楽天 田中将大 投手陣にアドバイス 則本 内容は「秘密です」

プロ野球 楽天の沖縄キャンプは8日が第2クール3日目です。
田中将大投手は、投手陣の底上げに向けてチームメートのピッチング練習を見学し、コーチのように惜しみなくアドバイスをおくりました。

8年ぶりに古巣、楽天に復帰した田中投手は、沖縄県金武町で行われている1軍キャンプに6日合流しましたが、9日までの4日間はほかの選手とは別メニューで調整しています。

7日に初めてブルペンに入り、ピッチング練習を行った中、合流3日目の8日はランニングや軽めのキャッチボールなどでおよそ1時間、汗を流しました。

自分の練習が終わるとブルペンに出向き、チームメートのピッチング練習をおよそ40分、じっくり見守りました。そして、投げ込みが終わったピッチャーに身ぶり手ぶりを交えながらコーチのように惜しみなくアドバイスをおくっていました。

特に長い時間話していたのは、平成25年、当時ルーキーながら田中投手とともに球団初の日本一に貢献した、則本昂大投手でした。
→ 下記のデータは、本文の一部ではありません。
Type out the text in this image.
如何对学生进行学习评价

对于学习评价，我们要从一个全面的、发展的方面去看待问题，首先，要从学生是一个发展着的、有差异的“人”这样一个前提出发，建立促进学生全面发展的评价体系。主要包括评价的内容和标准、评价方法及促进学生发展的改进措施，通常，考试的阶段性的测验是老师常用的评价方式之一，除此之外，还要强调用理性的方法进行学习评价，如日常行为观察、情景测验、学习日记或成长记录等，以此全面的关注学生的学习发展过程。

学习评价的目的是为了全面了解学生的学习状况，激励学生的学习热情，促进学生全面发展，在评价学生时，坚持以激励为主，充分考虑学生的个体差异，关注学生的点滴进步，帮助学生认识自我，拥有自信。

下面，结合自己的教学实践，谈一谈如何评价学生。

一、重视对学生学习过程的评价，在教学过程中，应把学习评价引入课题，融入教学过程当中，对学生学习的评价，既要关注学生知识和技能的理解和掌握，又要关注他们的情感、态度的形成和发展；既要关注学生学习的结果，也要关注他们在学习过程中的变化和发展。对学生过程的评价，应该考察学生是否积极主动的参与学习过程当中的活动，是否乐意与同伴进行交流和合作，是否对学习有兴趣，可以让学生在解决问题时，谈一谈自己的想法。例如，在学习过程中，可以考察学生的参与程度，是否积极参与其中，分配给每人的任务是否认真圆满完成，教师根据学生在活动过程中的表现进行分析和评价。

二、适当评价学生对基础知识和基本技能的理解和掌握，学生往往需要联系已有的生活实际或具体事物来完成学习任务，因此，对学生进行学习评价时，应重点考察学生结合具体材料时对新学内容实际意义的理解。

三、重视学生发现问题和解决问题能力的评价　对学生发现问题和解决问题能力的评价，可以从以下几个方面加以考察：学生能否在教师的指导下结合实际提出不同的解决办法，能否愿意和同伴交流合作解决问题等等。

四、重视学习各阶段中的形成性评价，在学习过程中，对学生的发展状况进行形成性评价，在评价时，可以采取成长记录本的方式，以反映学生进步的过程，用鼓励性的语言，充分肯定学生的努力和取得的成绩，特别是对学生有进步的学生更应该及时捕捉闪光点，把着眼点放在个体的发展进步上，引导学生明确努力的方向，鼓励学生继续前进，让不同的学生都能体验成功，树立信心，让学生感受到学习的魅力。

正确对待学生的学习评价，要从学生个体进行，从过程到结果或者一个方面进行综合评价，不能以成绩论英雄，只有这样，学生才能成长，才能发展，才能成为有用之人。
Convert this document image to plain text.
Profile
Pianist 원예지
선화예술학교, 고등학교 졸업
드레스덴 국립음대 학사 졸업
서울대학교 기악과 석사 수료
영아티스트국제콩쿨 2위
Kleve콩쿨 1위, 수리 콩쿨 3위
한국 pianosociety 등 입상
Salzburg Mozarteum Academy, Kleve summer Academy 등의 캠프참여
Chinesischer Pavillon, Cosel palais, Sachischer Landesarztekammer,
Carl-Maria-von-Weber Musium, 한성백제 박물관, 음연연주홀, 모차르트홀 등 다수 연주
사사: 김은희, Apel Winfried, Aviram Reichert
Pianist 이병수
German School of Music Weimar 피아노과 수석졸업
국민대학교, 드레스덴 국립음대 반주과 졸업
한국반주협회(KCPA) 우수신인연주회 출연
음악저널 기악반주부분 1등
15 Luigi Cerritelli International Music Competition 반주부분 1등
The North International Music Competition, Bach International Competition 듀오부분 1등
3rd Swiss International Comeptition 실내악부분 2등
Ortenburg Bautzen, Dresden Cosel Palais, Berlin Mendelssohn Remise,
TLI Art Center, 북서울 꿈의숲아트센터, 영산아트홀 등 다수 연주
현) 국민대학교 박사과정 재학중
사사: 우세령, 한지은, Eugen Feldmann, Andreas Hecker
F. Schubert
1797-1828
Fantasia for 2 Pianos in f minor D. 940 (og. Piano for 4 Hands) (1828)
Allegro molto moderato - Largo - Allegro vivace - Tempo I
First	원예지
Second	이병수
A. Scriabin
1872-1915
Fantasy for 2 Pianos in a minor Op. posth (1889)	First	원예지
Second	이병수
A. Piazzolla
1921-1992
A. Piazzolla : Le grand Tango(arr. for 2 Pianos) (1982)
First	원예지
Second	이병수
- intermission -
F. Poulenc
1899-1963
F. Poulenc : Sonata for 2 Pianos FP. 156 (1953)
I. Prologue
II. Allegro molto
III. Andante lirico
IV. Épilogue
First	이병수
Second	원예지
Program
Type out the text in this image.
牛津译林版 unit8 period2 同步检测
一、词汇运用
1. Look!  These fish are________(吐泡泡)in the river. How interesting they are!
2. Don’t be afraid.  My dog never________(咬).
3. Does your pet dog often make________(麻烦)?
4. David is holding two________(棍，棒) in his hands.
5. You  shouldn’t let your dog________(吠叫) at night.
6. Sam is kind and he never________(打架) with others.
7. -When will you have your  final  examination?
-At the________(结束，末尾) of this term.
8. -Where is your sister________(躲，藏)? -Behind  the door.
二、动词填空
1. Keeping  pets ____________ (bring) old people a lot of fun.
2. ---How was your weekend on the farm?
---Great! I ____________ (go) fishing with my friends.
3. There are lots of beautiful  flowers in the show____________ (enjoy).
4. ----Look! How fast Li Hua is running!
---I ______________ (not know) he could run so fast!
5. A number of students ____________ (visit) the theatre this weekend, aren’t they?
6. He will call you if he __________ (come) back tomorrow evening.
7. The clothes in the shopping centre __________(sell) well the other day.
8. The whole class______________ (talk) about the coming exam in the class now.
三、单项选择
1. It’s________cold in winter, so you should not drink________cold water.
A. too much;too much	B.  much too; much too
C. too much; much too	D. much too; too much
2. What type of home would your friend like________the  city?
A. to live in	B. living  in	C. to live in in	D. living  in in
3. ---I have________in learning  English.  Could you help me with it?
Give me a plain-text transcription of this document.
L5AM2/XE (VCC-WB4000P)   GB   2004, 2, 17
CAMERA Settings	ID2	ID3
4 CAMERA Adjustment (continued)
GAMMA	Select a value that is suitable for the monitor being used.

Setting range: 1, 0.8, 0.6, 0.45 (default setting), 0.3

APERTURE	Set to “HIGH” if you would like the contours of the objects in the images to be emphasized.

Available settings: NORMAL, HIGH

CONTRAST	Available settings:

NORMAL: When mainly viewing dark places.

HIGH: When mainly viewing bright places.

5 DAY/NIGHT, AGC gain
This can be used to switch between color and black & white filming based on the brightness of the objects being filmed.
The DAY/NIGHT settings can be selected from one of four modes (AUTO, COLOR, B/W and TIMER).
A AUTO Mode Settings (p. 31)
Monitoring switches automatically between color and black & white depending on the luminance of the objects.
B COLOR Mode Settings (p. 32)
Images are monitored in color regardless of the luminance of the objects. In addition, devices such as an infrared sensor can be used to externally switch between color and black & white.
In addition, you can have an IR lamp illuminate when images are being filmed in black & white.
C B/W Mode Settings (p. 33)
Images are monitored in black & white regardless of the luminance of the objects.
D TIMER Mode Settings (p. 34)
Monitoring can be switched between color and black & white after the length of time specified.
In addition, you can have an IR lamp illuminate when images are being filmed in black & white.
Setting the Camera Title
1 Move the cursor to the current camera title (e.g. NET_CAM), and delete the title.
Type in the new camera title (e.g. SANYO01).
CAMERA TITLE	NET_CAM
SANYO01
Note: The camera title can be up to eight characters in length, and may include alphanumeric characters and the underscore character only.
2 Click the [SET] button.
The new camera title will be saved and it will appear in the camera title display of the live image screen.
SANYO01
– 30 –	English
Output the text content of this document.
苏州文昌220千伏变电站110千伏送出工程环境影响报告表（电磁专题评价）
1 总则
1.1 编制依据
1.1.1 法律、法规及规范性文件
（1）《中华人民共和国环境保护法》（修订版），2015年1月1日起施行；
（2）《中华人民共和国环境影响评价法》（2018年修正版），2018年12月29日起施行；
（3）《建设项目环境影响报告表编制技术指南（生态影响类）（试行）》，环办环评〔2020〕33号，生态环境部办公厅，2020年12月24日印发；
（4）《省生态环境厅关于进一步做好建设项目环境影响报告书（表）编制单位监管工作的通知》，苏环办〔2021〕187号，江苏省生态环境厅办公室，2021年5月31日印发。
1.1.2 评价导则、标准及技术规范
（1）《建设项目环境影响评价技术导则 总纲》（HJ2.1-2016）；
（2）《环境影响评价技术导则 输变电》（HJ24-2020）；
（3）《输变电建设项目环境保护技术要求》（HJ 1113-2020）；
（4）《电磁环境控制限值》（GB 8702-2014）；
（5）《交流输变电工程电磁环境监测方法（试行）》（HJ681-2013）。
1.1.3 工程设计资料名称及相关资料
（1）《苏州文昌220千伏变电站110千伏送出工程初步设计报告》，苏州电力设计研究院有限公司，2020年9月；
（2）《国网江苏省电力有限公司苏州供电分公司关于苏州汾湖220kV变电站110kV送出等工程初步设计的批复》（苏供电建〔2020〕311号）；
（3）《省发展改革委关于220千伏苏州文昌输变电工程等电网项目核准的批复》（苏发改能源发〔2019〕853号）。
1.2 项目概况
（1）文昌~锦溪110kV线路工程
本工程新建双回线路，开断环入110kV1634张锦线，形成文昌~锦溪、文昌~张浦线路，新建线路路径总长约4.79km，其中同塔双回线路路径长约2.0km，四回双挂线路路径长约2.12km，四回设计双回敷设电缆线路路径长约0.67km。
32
則本投手は、田中投手が大リーグに移籍したあとエースの座を受け継ぎ、新人から6年連続でふた桁勝利をあげましたが、この2年はいずれも5勝にとどまっています。則本投手は、フォームのバランスや体の使い方について田中投手からアドバイスをもらったということで、ブルペンでのピッチングでは、ボールを離す右腕の位置などを確認しながら投げ込んでいました。

練習を終えた則本投手は、アドバイスの詳しい内容は「秘密」としたうえで、「いろいろなことを聞いて、このまま継続してやれたらいいと確認できた。自分のものにできるように頑張りたい」と手応えを感じている様子でした。

石井監督 12日にバッティングピッチャー予定

楽天の石井一久監督は、8年ぶりに復帰した田中将大投手が投手陣に助言していたことについて、「選手どうしのコミュニケーションが、体の使い方や感覚について生の情報を共有できて、いちばん成長につながると思う。選手たちがみずから聞きにいく勇気が大事だ」と話していました。

一方、8日の練習中には、石井監督が突然、グラウンドの周りをランニングしたりブルペンで軽めのキャッチボールを行ったりする一幕がありました。

その理由について、第3クール2日目となる今月12日の練習でバッティングピッチャーを務める予定だとしたうえで、「ボールを投げるのは、5、6年ぶりだ。野球をやりたくなくて引退したので、また投げるとは思わなかった。棘上筋が痛くてあす肩が上がるか心配だ」と報道陣の笑いを誘いました。

その一方で、「選手とことばでなく野球を通してコミュニケーションを取りたいと思う。練習試合がもうすぐ始まるので、選手にぶつけないようにしたい」と“石井節”で意気込みを語っていました。

若手には決め球伝授

楽天に復帰した田中将大投手は、チーム全体の力を上げるため、投手陣に惜しむことなく自分の技術や経験を伝えようとしています。

田中投手は7日の練習中、田中投手と同じように高卒からプロに入った3年目の20歳、引地秀一郎投手に、鋭く落ちるみずからの決め球、「スプリット」についてアドバイスしました。

引地投手はプロ入り後、小山伸一郎投手コーチからスプリットを教えてもらいましたが、これまでの2年間は思うように操れず、田中投手にアドバイスを求めたということです。

薬指と小指のボールへの掛け方や、どのぐらいの高さをねらって投げるのかというイメージを教えてもらったということで、8日の練習で早速ブルペンに入り、田中投手が見守るなかでスプリットを試していました。

小学生の時から田中投手に憧れてきたという引地投手は、「前よりも球速が増した感じがあった。一緒にプレーできるのは貴重なことなので、吸収できることは吸収して自分の力に変えたい」と話していました。

8年ぶりの日本一を目標に掲げる田中投手は、「自分の感覚や、やっていることで、伝えられることは伝えたいし、チームにとってプラスになるなら隠すことはない。押しつけることはしたくないが聞かれたら何でも答えたいし、自分から声をかけて、気軽に聞きやすい環境を自分からつくっていかないといけないと思う」と、みずからが手本となる姿勢を打ち出していました。